MARKET GIVES BACK FRIDAY'S GAINS -- GOLD BOUNCING FROM CHART SUPPORT
DOW BACK UNDER 200-DAY AVERAGE... All of the positive intermarket trends of last Friday are being reversed today. The Dow has already lost 3% and has given back all of the Friday's gain and more. More importantly, today's price drop puts the Dow back under its (red) 200-day average. It's not enough for a market to rise over a moving average. It has to stay there. If today's selloff continues, it will negate Friday's positive move. Part of the problem for the Dow is that last week's sharp runup pushed short-term indicators into an overbought condition. The RSI moved over 70, while the daily stochastic lines got over 80. That's overbought territory for both oscillators.
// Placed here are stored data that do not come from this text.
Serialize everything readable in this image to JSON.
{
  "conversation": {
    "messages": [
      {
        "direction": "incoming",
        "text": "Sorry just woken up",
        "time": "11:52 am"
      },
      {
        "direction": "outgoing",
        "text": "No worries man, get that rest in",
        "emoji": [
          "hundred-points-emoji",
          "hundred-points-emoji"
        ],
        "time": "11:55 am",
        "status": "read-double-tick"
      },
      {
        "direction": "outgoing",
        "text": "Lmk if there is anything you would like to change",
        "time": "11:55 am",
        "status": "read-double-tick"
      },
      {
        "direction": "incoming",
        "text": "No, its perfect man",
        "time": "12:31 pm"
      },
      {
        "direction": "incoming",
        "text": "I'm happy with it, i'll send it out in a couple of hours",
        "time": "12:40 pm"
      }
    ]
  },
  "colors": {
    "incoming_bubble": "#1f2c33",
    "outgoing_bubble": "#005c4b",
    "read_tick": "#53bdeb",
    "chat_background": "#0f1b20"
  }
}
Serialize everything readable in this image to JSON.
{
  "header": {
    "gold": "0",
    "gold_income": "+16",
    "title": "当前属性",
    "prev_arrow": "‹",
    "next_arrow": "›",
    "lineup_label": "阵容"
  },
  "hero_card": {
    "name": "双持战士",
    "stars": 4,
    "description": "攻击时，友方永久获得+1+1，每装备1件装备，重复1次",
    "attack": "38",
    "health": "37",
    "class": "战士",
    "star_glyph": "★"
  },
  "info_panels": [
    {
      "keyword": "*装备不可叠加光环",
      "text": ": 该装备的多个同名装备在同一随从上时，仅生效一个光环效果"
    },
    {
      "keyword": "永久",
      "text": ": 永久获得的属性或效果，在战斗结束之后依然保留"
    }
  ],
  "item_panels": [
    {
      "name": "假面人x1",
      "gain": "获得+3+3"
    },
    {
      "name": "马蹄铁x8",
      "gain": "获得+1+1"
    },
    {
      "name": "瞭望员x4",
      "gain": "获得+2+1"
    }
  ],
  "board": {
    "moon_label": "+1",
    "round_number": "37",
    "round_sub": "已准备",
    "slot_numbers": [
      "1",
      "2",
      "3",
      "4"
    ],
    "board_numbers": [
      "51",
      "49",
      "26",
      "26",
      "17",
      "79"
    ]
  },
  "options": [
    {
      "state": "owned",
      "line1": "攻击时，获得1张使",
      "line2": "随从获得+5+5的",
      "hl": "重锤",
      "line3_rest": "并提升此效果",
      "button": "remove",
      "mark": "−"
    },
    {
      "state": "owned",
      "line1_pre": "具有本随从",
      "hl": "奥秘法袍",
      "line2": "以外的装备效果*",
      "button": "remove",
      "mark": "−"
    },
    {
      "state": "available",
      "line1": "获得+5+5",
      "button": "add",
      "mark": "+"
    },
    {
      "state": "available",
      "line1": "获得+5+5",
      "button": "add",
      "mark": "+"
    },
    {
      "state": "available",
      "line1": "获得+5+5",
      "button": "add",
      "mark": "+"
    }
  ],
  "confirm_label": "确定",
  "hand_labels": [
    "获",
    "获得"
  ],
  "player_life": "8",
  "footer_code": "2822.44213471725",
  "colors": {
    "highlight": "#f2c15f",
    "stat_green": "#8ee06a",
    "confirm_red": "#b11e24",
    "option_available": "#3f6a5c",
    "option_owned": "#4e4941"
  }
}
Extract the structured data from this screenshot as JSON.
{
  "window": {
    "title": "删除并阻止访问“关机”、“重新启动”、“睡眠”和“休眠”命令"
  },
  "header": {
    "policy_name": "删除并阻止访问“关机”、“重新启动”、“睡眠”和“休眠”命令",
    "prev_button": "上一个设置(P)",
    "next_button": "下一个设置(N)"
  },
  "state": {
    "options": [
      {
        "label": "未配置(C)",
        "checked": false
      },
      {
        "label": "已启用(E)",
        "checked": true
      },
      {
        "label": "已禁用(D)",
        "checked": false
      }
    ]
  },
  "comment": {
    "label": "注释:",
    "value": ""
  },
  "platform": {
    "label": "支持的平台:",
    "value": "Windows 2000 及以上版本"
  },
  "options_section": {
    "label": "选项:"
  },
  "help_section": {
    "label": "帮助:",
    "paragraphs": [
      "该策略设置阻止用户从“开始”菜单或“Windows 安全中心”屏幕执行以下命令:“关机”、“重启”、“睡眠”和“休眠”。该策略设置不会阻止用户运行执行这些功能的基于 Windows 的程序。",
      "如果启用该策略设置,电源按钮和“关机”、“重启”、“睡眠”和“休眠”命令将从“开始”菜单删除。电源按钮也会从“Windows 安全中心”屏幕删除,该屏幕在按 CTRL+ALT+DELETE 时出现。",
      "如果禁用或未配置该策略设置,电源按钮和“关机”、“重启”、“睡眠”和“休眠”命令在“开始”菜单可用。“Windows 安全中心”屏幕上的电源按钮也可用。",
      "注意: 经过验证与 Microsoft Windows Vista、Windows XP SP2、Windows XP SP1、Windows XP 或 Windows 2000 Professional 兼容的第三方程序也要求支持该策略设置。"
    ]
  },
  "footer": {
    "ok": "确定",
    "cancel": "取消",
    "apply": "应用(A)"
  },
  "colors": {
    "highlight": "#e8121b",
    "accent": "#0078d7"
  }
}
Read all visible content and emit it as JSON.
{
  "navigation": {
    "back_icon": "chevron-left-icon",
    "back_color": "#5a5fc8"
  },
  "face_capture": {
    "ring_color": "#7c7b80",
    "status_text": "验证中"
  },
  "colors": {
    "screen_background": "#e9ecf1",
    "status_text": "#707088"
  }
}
Chart 2 shows the S&P 500 also falling back under its 200-day line. Breadth is especially negative near mid-day -- with losers on the big board swamping gainers by a four-to-one margin.

Chart 1

Chart 2
BOND YIELDS ALSO STALL AT 200-DAY LINE... Chart 3 shows the yield on the 10-year T-note also backing off from its 200-day line. That's a negative factor for stocks -- since yields rose along with stocks last week. It also means that bond prices are rallying today as stocks are being sold. In other intermarket developments, oil prices have bounced more than a dollar. In addition, the U.S. dollar has fallen 1% versus the Euro -- which is helping boost gold prices. Gold stocks are the only group gaining today. Gold prices are bouncing from chart support.

Chart 3
GOLD BOUNCING FROM CHART SUPPORT NEAR $325... The recent correction in gold has brought it right back to its original breakout point near $325. If the bullish breakout that took place last December was for real (and we believe it is), this is precisely where it should find new support. Gold prices closed at $326 on Friday and are bouncing today. That's giving a boost to gold shares.